As we walked to the restaurant, he continued explaining and justifying the way parents, teachers, and even other students could be skeptical about what had happened at the dance. But I wasn’t in the mood to hear good logic and be understanding. His reasonableness was annoying me. Maybe I shouldn’t have done it, but I began to toy with him.
“Doesn’t that mean that you have suspicions, too? Maybe there was nothing in the punch. Maybe I did take a pill in the girls’ room and accused them, just to get away with it.”
“No. I just can’t imagine you doing that.”
“Why not? I get bored, too, you know. Those girls always seem to be having a better time than I do, no matter what it is.”

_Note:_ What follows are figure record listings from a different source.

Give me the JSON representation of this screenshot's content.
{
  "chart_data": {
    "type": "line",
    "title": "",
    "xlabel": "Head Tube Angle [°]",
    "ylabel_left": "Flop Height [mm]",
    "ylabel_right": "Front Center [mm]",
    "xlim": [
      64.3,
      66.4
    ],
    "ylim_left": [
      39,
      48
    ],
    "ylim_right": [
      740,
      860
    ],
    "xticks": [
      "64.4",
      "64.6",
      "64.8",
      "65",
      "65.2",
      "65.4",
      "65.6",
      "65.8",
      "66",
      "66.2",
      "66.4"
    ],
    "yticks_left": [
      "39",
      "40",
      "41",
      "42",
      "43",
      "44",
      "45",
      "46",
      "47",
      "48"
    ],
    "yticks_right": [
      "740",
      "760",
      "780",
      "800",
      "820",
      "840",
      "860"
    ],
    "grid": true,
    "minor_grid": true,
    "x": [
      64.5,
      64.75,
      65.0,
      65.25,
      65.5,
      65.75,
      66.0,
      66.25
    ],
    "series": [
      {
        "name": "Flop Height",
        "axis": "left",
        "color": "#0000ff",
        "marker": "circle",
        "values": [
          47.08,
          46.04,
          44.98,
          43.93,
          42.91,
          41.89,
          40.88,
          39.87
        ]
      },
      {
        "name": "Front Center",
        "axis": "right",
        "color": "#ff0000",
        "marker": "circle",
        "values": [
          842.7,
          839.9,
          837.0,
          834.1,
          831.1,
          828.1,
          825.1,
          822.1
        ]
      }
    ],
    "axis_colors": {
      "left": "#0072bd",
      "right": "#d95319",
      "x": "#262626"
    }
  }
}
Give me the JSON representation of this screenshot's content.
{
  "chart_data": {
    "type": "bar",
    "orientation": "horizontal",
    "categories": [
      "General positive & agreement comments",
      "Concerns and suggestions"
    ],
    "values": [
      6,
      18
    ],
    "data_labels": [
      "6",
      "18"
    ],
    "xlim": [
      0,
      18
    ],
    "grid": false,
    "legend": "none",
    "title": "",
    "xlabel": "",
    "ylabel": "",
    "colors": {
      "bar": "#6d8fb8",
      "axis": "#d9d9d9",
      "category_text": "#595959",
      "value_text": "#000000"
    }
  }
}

“You don’t really believe that.”
“You don’t know what I believe. No one really knows what’s in someone else’s mind. You know what? My father’s right about that. Be suspicious, and you’ll be safer.”
He looked at me oddly. I smiled to myself, happy that I was having some fun being a little mischievous.
At dinner in the restaurant, I pursued it. “Don’t you feel like taking a pill or drinking a little too much sometimes? Don’t you want to see what it’s all about?”
 
; “No. I don’t need to do it to know what it is,” Jackson insisted. He tried to change the topic by talking about the food, the college he was going to attend, and a novel he thought I might like to read. But I wouldn’t change the subject.
If he wants to go out with an angel, he should stay in church, I thought.
“I can understand why Lily and Marsha used your cousins in their story. I bet they did drugs in college,” I said.
“If they did, they didn’t tell me,” he said, a little petulant now.
“I’ve done some research since the party. Upward of eighty percent of college students abuse alcohol. Use of tranquilizers has gone up more than five hundred percent since the nineties. Last year, more than one hundred thousand college-age kids were arrested for drug- or alcohol-related crimes.”
“Stupid. They deserve to suffer.”
“Let he who is without sin cast the first stone,” I threw back at him.
He laughed. “Okay, okay. Let’s just make sure we’re not in the statistics,” he replied. “Can’t we talk about something more pleasant?”
“Like what?”
“Like how beautiful you are.” He paled after saying it. “That’s really why those girls are jealous of you.”
“Thank you,” I said, feeling guilty that I had done anything to annoy him.
After dinner, we started for home. He mentioned that his parents were out with friends. He made it sound like a simple fact, but I suspected he was suggesting something.
“I’ve never seen your house, you know,” I said. “I’d like to see your room.”
“Oh. Well, it’s not much. I mean, I have bookshelves and stuff, but . . .”
“We’re passing your house. It’s early. Do you want to invite me?”
“Sure,” he said, though he did sound very nervous about it.
“I mean, you don’t have to. We can just walk or something.”
“No, it’s fine. I’ve got that novel, too. I’ll give it to you.”